What doesn’t hurt your credit score

There are several different types of credit scores, and each is calculated a bit differently. Most lenders rely on your FICO Score, which is issued by the Fair Isaac Corp. (Although, there are even different variations of the FICO Score.) In general, these eight things won’t affect any credit score your lenders are likely to consider.

1. How much you make

Whether you’re bringing home big bucks or barely pulling in minimum wage, your salary isn’t listed on your credit report. Now, it may be factored into a lender’s decision to grant you a loan or credit card and affect the interest rate you’re given, but it won’t move the needle on your FICO Score.

2. How much you have saved

If you’ve done a great job saving for a rainy day and have a boast-worthy balance in your savings account, good for you! It’s not good for your credit score, however. It’s not bad either, it’s just not a factor that’s taken under consideration.

3. Your personal demographics

Where you live, your marital status, your age, race, religion — none of that is considered when determining your credit score. In fact, it’s against the law to do so, according to the Consumer Credit Protection Act.

4. Your credit card interest rate

So, you scooped up a credit card with a sky-high interest rate. Yikes! That’s definitely not great for your bottom line, but it doesn’t factor into your credit score. The score keepers are more concerned with the amount of available credit you’re using than the interest rate you’re paying on that debt.

5. Unemployment

Losing your job can be painful, but don’t stress about it affecting your credit score. Neither your employment status nor any unemployment benefits you receive ever appear on your credit report. Of course, if losing your job keeps you from paying your bills on time, or forces you to max out your credit cards, then your score may take a hit. But the fact that you’re unemployed alone isn’t a factor in calculating your credit score.

6. Credit counseling

If you’re receiving or have received credit counseling, be proud that you’re trying to get your debt under control. But don’t expect it to move the needle on your credit score. If you repay a debt that has been negotiated through a credit counseling program or debt management plan, there may be a note indicating that on your credit report.

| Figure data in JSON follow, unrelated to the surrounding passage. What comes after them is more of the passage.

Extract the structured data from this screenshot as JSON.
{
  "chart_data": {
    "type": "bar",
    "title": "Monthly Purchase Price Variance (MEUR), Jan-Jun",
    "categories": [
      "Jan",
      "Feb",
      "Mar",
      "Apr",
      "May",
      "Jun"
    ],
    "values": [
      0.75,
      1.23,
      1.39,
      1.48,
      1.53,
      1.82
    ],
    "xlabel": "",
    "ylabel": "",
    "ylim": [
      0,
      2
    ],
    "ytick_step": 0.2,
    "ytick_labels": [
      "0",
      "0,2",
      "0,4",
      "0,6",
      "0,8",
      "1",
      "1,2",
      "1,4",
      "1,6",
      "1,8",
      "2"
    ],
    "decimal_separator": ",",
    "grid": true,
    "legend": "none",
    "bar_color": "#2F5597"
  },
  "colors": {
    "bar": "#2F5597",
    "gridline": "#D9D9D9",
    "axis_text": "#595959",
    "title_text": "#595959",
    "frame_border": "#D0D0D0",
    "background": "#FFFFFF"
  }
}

But it won’t negatively affect your score. Paying off your debt, on the other hand, will give your score a boost in many cases.

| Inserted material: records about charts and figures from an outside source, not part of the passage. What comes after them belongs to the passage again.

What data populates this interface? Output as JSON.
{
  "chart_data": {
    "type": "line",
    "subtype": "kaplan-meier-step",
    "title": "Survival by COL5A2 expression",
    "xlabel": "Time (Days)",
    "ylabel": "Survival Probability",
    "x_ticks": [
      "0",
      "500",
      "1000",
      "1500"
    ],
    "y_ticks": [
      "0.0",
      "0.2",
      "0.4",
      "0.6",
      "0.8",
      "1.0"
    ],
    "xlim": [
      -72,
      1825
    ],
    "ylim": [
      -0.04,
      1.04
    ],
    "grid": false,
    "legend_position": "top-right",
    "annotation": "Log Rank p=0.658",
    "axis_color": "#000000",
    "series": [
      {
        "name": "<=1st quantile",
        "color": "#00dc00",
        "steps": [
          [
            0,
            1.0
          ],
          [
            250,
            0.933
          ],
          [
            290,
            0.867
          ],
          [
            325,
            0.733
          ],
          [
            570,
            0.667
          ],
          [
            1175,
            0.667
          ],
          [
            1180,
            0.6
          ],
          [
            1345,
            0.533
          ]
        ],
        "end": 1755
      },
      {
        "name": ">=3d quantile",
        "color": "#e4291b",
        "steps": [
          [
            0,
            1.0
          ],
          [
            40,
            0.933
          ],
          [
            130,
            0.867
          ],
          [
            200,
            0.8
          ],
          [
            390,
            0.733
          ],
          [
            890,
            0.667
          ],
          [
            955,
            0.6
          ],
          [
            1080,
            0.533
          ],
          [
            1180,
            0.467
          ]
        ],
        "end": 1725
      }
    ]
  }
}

7. Checking your credit report

While multiple hard inquiries by credit card companies in a short period may drag down your score, checking your own credit score or reports will not. In fact, it could indirectly help improve your score if you find errors on your report and have them corrected. As many as 1 in 5 credit reports contain errors, according to the Federal Trade Commission, so it’s definitely worth taking a look.

8. Being denied credit

If you apply for a loan or credit card and are turned down, the refusal may sting. But it won’t be factored into your credit score. Your rejection is yours to mourn privately.

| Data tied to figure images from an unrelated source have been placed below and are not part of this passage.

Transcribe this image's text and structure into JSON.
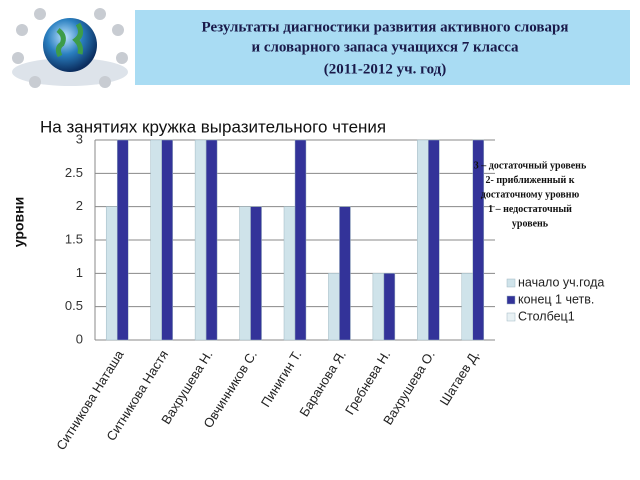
{
  "header": {
    "title_lines": [
      "Результаты диагностики развития активного словаря",
      "и словарного запаса учащихся 7 класса",
      "(2011-2012 уч. год)"
    ]
  },
  "chart_data": {
    "type": "bar",
    "title": "На занятиях кружка выразительного чтения",
    "y_label": "уровни",
    "categories": [
      "Ситникова Наташа",
      "Ситникова Настя",
      "Вахрушева Н.",
      "Овчинников С.",
      "Пинигин Т.",
      "Баранова Я.",
      "Гребнева Н.",
      "Вахрушева О.",
      "Шатаев Д."
    ],
    "series": [
      {
        "name": "начало уч.года",
        "color": "#cfe3ea",
        "values": [
          2,
          3,
          3,
          2,
          2,
          1,
          1,
          3,
          1
        ]
      },
      {
        "name": "конец 1 четв.",
        "color": "#333399",
        "values": [
          3,
          3,
          3,
          2,
          3,
          2,
          1,
          3,
          3
        ]
      },
      {
        "name": "Столбец1",
        "color": "#e8f1f4",
        "values": [
          null,
          null,
          null,
          null,
          null,
          null,
          null,
          null,
          null
        ]
      }
    ],
    "ylim": [
      0,
      3
    ],
    "yticks": [
      0,
      0.5,
      1,
      1.5,
      2,
      2.5,
      3
    ],
    "grid": true,
    "legend_position": "right",
    "annotation_lines": [
      "3 – достаточный уровень",
      "2- приближенный к",
      "достаточному уровню",
      "1 – недостаточный",
      "уровень"
    ]
  }
}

What hurts your credit score the most?

So, what does hurt your credit? The biggest factor when it comes to your FICO Score is your payment history, accounting for 35% of your score. If you pay your bills late or let them go to collections, your score will definitely get dinged.

The next biggest determining factor is amounts owed. It’s not so much the total amount you owe though, but rather how much of your available credit you’re using. For example, someone who has $20,000 in debt but $100,000 in credit available to them may be better off than someone who has just $2,000 in debt but only one credit card with a limit of $2,500.

Bottom line

Your credit score is, undeniably, important. However, you don’t have to have to worry about every little move you make affecting it. Do what you can to pay your bills on time, use credit cards wisely and limit debt in general and, in most cases, you’ll be able to dodge major dings.